LES DIABLERETS, Switzerland (Reuters) – An ice cave which forms naturally on a high-altitude glacier in the Swiss Alps became accessible on Thursday, to the delight of visitors who came to marvel at the huge blue vault of the “ice cathedral”.

Varying in size and shape from year to year, the cave has a rounded ceiling made of thick ice about 5 metres (yards) high, and is about 20 metres long.

The site can be reached on foot in 15 minutes from the chairlift at Glacier 3000 above the resort of Les Diablerets, but at your own risk, organisers said.

“It’s the first time we indicate it and open it officially.

The last years … we had kind of an ice cave but it was different, it was more steep. And this year it looks like an ice cathedral, so it’s really beautiful,” Bernhard Tschannen, CEO of Glacier 3000, told Reuters inside the cave.

This year the cave’s interior is quite flat, making access easier, he said.

The natural cave, also known as “the Mill”, forms through a siphon effect. Each spring and summer, the cavity fills with water from the snow melt, forming a lake. In autumn, the plug disappears and the water drains, leaving the cave.

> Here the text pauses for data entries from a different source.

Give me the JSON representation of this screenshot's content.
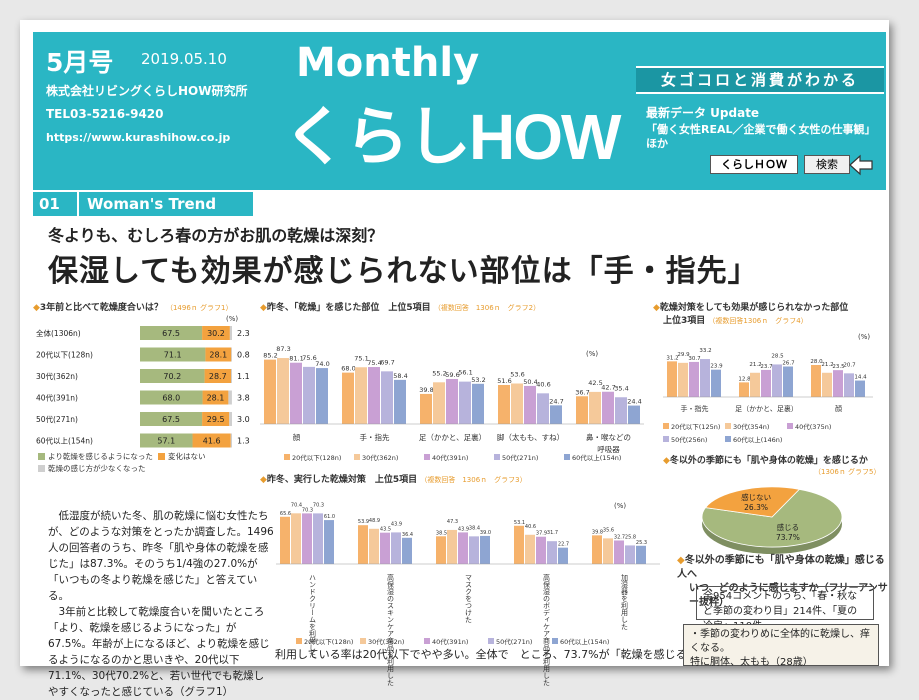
{
  "header": {
    "issue": "5月号",
    "date": "2019.05.10",
    "company": "株式会社リビングくらしHOW研究所",
    "tel": "TEL03-5216-9420",
    "url": "https://www.kurashihow.co.jp",
    "monthly": "Monthly",
    "logo": "くらしHOW",
    "tagline": "女ゴコロと消費がわかる",
    "update_title": "最新データ Update",
    "update_line1": "「働く女性REAL／企業で働く女性の仕事観」",
    "update_line2": "ほか",
    "search_value": "くらしＨＯＷ",
    "search_button": "検索"
  },
  "section": {
    "num": "01",
    "label": "Woman's Trend"
  },
  "headline": {
    "sub": "冬よりも、むしろ春の方がお肌の乾燥は深刻？",
    "main": "保湿しても効果が感じられない部位は「手・指先」"
  },
  "colors": {
    "teal": "#2ab6c4",
    "green": "#a6b97e",
    "orange": "#f3a23f",
    "c20": "#f6b26b",
    "c30": "#f5c99a",
    "c40": "#c9a0d4",
    "c50": "#b7b3dc",
    "c60": "#8ea5d2"
  },
  "chart_data": [
    {
      "type": "bar",
      "stacked": true,
      "orientation": "horizontal",
      "title": "3年前と比べて乾燥度合いは？",
      "note": "（1496ｎ グラフ1）",
      "unit": "(%)",
      "categories": [
        "全体(1306n)",
        "20代以下(128n)",
        "30代(362n)",
        "40代(391n)",
        "50代(271n)",
        "60代以上(154n)"
      ],
      "series": [
        {
          "name": "より乾燥を感じるようになった",
          "values": [
            67.5,
            71.1,
            70.2,
            68.0,
            67.5,
            57.1
          ]
        },
        {
          "name": "変化はない",
          "values": [
            30.2,
            28.1,
            28.7,
            28.1,
            29.5,
            41.6
          ]
        },
        {
          "name": "乾燥の感じ方が少なくなった",
          "values": [
            2.3,
            0.8,
            1.1,
            3.8,
            3.0,
            1.3
          ]
        }
      ]
    },
    {
      "type": "bar",
      "title": "昨冬、「乾燥」を感じた部位　上位5項目",
      "note": "（複数回答　1306ｎ　グラフ2）",
      "unit": "(%)",
      "categories": [
        "顔",
        "手・指先",
        "足（かかと、足裏）",
        "脚（太もも、すね）",
        "鼻・喉などの呼吸器"
      ],
      "series": [
        {
          "name": "20代以下(128n)",
          "values": [
            85.2,
            68.0,
            39.8,
            51.6,
            36.7
          ]
        },
        {
          "name": "30代(362n)",
          "values": [
            87.3,
            75.1,
            55.2,
            53.6,
            42.5
          ]
        },
        {
          "name": "40代(391n)",
          "values": [
            81.1,
            75.4,
            59.6,
            50.4,
            42.7
          ]
        },
        {
          "name": "50代(271n)",
          "values": [
            75.6,
            69.7,
            56.1,
            40.6,
            35.4
          ]
        },
        {
          "name": "60代以上(154n)",
          "values": [
            74.0,
            58.4,
            53.2,
            24.7,
            24.4
          ]
        }
      ]
    },
    {
      "type": "bar",
      "title": "乾燥対策をしても効果が感じられなかった部位",
      "title2": "上位3項目",
      "note": "（複数回答1306ｎ　グラフ4）",
      "unit": "(%)",
      "categories": [
        "手・指先",
        "足（かかと、足裏）",
        "顔"
      ],
      "series": [
        {
          "name": "20代以下(125n)",
          "values": [
            31.2,
            12.8,
            28.0
          ]
        },
        {
          "name": "30代(354n)",
          "values": [
            29.9,
            21.2,
            21.2
          ]
        },
        {
          "name": "40代(375n)",
          "values": [
            30.7,
            23.7,
            23.5
          ]
        },
        {
          "name": "50代(256n)",
          "values": [
            33.2,
            28.5,
            20.7
          ]
        },
        {
          "name": "60代以上(146n)",
          "values": [
            23.9,
            26.7,
            14.4
          ]
        }
      ]
    },
    {
      "type": "pie",
      "title": "冬以外の季節にも「肌や身体の乾燥」を感じるか",
      "note": "（1306ｎ グラフ5）",
      "slices": [
        {
          "name": "感じる",
          "value": 73.7
        },
        {
          "name": "感じない",
          "value": 26.3
        }
      ]
    },
    {
      "type": "bar",
      "title": "昨冬、実行した乾燥対策　上位5項目",
      "note": "（複数回答　1306ｎ　グラフ3）",
      "unit": "(%)",
      "categories": [
        "ハンドクリームを利用した",
        "高保湿のスキンケア商品を利用した",
        "マスクをつけた",
        "高保湿のボディケア商品を利用した",
        "加湿器を利用した"
      ],
      "series": [
        {
          "name": "20代以下(128n)",
          "values": [
            65.6,
            53.9,
            38.5,
            53.1,
            39.8
          ]
        },
        {
          "name": "30代(362n)",
          "values": [
            70.4,
            48.9,
            47.3,
            40.6,
            35.6
          ]
        },
        {
          "name": "40代(391n)",
          "values": [
            70.3,
            43.5,
            43.9,
            37.9,
            32.7
          ]
        },
        {
          "name": "50代(271n)",
          "values": [
            70.3,
            43.9,
            38.4,
            31.7,
            25.8
          ]
        },
        {
          "name": "60代以上(154n)",
          "values": [
            61.0,
            36.4,
            39.0,
            22.7,
            25.3
          ]
        }
      ]
    }
  ],
  "body_text": {
    "p1": "低湿度が続いた冬、肌の乾燥に悩む女性たちが、どのような対策をとったか調査した。1496人の回答者のうち、昨冬「肌や身体の乾燥を感じた」は87.3%。そのうち1/4強の27.0%が「いつもの冬より乾燥を感じた」と答えている。",
    "p2": "3年前と比較して乾燥度合いを聞いたところ「より、乾燥を感じるようになった」が67.5%。年齢が上になるほど、より乾燥を感じるようになるのかと思いきや、20代以下71.1%、30代70.2%と、若い世代でも乾燥しやすくなったと感じている（グラフ1）",
    "bottom": "利用している率は20代以下でやや多い。全体で　ところ、73.7%が「乾燥を感じる」と回答（グラフ"
  },
  "free_answer": {
    "title1": "冬以外の季節にも「肌や身体の乾燥」感じる人へ",
    "title2": "いつ、どのように感じますか（フリーアンサー抜粋）",
    "box1": "全954コメントのうち、「春・秋など季節の変わり目」214件、「夏の冷房」110件",
    "box2_line1": "・季節の変わりめに全体的に乾燥し、痒くなる。",
    "box2_line2": "特に胴体、太もも（28歳）"
  }
}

“It’s magnificent, but even that isn’t the right word. I’ve never seen anything like it. Almost as it’s not of this world in fact. It’s magnificent, I can only recommend it if you have the chance to go,” Helen Tromp, a Dutch woman living nearby said after visiting. Brice Rozes, touring the site on his day off, said: “It’s very impressive. The vault is incredible. Standing beneath it, you can just imagine the weight above. It’s beautiful.”